I want to be more honest about how I feel, but we don't exactly live in a society that prizes honesty in our feelings. I'm trying to be more direct when people ask me how I'm doing rather than just saying "fine" or "good." But I worry this will cause people to avoid me because they think I'm doing poorly or need space or, my biggest fear, that they think they're responsible in some way. I want to be social but I'm worried that no one wants to hang out with me because of what I'm dealing with. I'm not even sure I'm any fun to be around right now. Even though I have a good handful of friends, I feel like it's often up to me to contact and make plans and, while I never used to mind, it's hard for me to feel empowered to do this right now. So I sit in my apartment mull over all the junk I mentioned previously. I need help but I don't know how to ask and I don't know what I need.

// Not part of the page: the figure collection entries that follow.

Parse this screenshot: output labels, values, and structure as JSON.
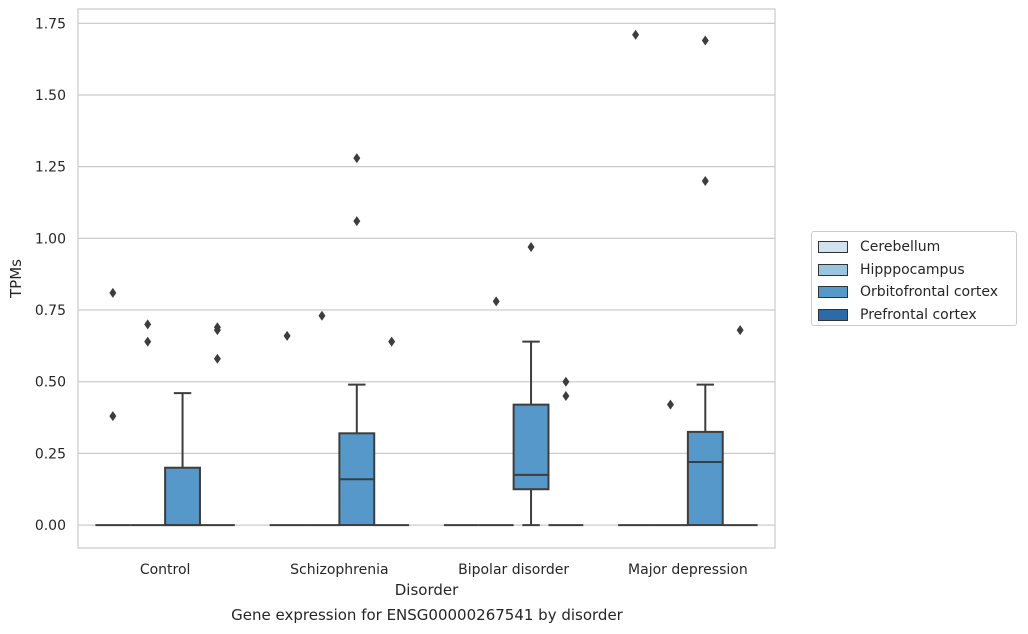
{
  "chart_data": {
    "type": "box",
    "title": "",
    "caption": "Gene expression for ENSG00000267541 by disorder",
    "xlabel": "Disorder",
    "ylabel": "TPMs",
    "ylim": [
      -0.08,
      1.8
    ],
    "yticks": [
      "0.00",
      "0.25",
      "0.50",
      "0.75",
      "1.00",
      "1.25",
      "1.50",
      "1.75"
    ],
    "ytick_values": [
      0,
      0.25,
      0.5,
      0.75,
      1.0,
      1.25,
      1.5,
      1.75
    ],
    "grid": "horizontal",
    "legend_position": "right",
    "categories": [
      "Control",
      "Schizophrenia",
      "Bipolar disorder",
      "Major depression"
    ],
    "series": [
      {
        "name": "Cerebellum",
        "color": "#d1e1ef"
      },
      {
        "name": "Hipppocampus",
        "color": "#9bc4de"
      },
      {
        "name": "Orbitofrontal cortex",
        "color": "#5598c9"
      },
      {
        "name": "Prefrontal cortex",
        "color": "#2b6ba9"
      }
    ],
    "boxes": [
      {
        "category": 0,
        "series": 0,
        "q1": 0,
        "median": 0,
        "q3": 0,
        "whisker_low": 0,
        "whisker_high": 0,
        "outliers": [
          0.38,
          0.81
        ]
      },
      {
        "category": 0,
        "series": 1,
        "q1": 0,
        "median": 0,
        "q3": 0,
        "whisker_low": 0,
        "whisker_high": 0,
        "outliers": [
          0.64,
          0.7
        ]
      },
      {
        "category": 0,
        "series": 2,
        "q1": 0,
        "median": 0,
        "q3": 0.2,
        "whisker_low": 0,
        "whisker_high": 0.46,
        "outliers": []
      },
      {
        "category": 0,
        "series": 3,
        "q1": 0,
        "median": 0,
        "q3": 0,
        "whisker_low": 0,
        "whisker_high": 0,
        "outliers": [
          0.58,
          0.68,
          0.69
        ]
      },
      {
        "category": 1,
        "series": 0,
        "q1": 0,
        "median": 0,
        "q3": 0,
        "whisker_low": 0,
        "whisker_high": 0,
        "outliers": [
          0.66
        ]
      },
      {
        "category": 1,
        "series": 1,
        "q1": 0,
        "median": 0,
        "q3": 0,
        "whisker_low": 0,
        "whisker_high": 0,
        "outliers": [
          0.73
        ]
      },
      {
        "category": 1,
        "series": 2,
        "q1": 0,
        "median": 0.16,
        "q3": 0.32,
        "whisker_low": 0,
        "whisker_high": 0.49,
        "outliers": [
          1.06,
          1.28
        ]
      },
      {
        "category": 1,
        "series": 3,
        "q1": 0,
        "median": 0,
        "q3": 0,
        "whisker_low": 0,
        "whisker_high": 0,
        "outliers": [
          0.64
        ]
      },
      {
        "category": 2,
        "series": 0,
        "q1": 0,
        "median": 0,
        "q3": 0,
        "whisker_low": 0,
        "whisker_high": 0,
        "outliers": []
      },
      {
        "category": 2,
        "series": 1,
        "q1": 0,
        "median": 0,
        "q3": 0,
        "whisker_low": 0,
        "whisker_high": 0,
        "outliers": [
          0.78
        ]
      },
      {
        "category": 2,
        "series": 2,
        "q1": 0.125,
        "median": 0.175,
        "q3": 0.42,
        "whisker_low": 0,
        "whisker_high": 0.64,
        "outliers": [
          0.97
        ]
      },
      {
        "category": 2,
        "series": 3,
        "q1": 0,
        "median": 0,
        "q3": 0,
        "whisker_low": 0,
        "whisker_high": 0,
        "outliers": [
          0.45,
          0.5
        ]
      },
      {
        "category": 3,
        "series": 0,
        "q1": 0,
        "median": 0,
        "q3": 0,
        "whisker_low": 0,
        "whisker_high": 0,
        "outliers": [
          1.71
        ]
      },
      {
        "category": 3,
        "series": 1,
        "q1": 0,
        "median": 0,
        "q3": 0,
        "whisker_low": 0,
        "whisker_high": 0,
        "outliers": [
          0.42
        ]
      },
      {
        "category": 3,
        "series": 2,
        "q1": 0,
        "median": 0.22,
        "q3": 0.325,
        "whisker_low": 0,
        "whisker_high": 0.49,
        "outliers": [
          1.2,
          1.69
        ]
      },
      {
        "category": 3,
        "series": 3,
        "q1": 0,
        "median": 0,
        "q3": 0,
        "whisker_low": 0,
        "whisker_high": 0,
        "outliers": [
          0.68
        ]
      }
    ]
  }
}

So I'm writing this damn post instead. The good news is that I think I'm through the worst of it and I never want to let myself get this bad again. However, I can also feel it lurking in the back of my mind, waiting for me to weaken again. The end of July was like my immune system getting weak and all of this finding an opportunity to break in. Realizing that I haven't been the same semi-confident person that I was last winter hurt even more and made things worse. But I remember how I was and how I felt and I want that back. These problems are all my own and I'm not going to stop fighting.

http://www.chud.com/wp-content/
And I've found support in a place I wasn't expecting - a horror movie. I watched The Babadook a few weeks ago just when things were starting to get bad. I was impressed at the creepy, suspenseful elements and good plot. But most of all I found the allegory of the Babadook interesting. In the film, he's represented as character in a horrifying children's picture book come to life to torment a grieving woman and her son. However, in the end, it's less important that the Babadook is a physical monster and more that it represents grief, sorrow, and depression in life - and how trying to ignore these issues or letting them take over can have terrible consequences. "If it's in a word or in a look, you can't get rid of the Babadook," is a line that from the scary book that is repeated and becomes integral to the story. You can't get rid of depression once you see it, you can only learn to live with it. It's the real monster that waits in the dark and the only thing you can do is face it and fight it and learn to understand it.

Knowing the monsters I've always feared are real - at least mentally - is kind of a relief. Now it's just learning how to deal with them - and how to fight.